Pozzato is also quick the dispel the notion that traditional core funds cannot be dynamic. “Core funds are not boring,” he says. “I always remind my team that we are on 12 months’ notice from our customers. It is important for the sector generally to now navigate the disruption which has been caused by the work-from-home phenomenon, where it seems highly likely most people work three days in the office, not five, and that the demands for office space will be different – higher-quality collective space for occasional collaboration.
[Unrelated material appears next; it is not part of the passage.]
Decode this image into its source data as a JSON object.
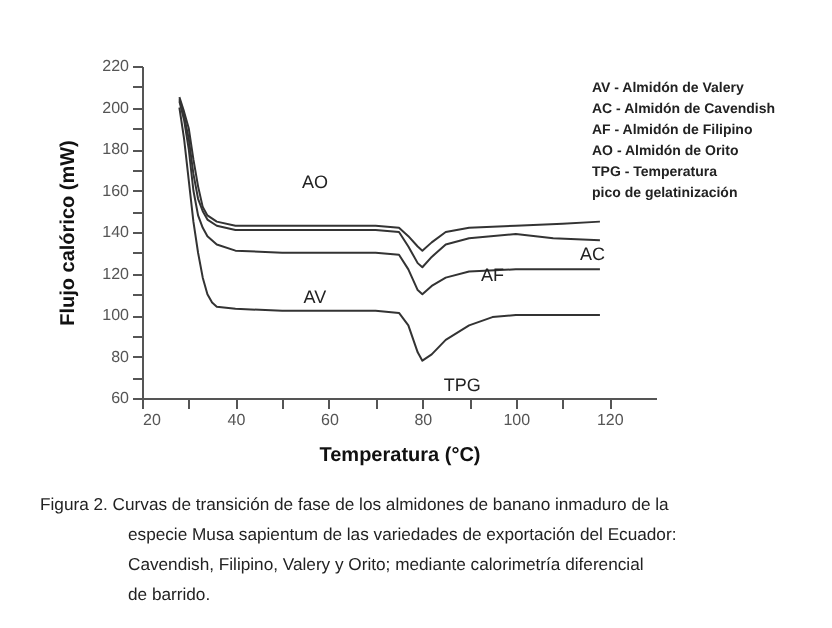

We must recycle our products for what the market wants.”
There is also the fact the MSCI PEPFI and INREV ODCE indices are a quarter of the size of the NCREIF ODCE index, their US counterpart. This suggests there is substantial room to grow.
Robson says: “Whilst the European economies as a whole are similar in size to the US, there are good reasons the core fund space lagged the US – most obviously the high legal and operational costs of operating in multiple single markets. As real estate allocations get bigger, however, pressure to diversify away from home markets supports the growth of core funds.”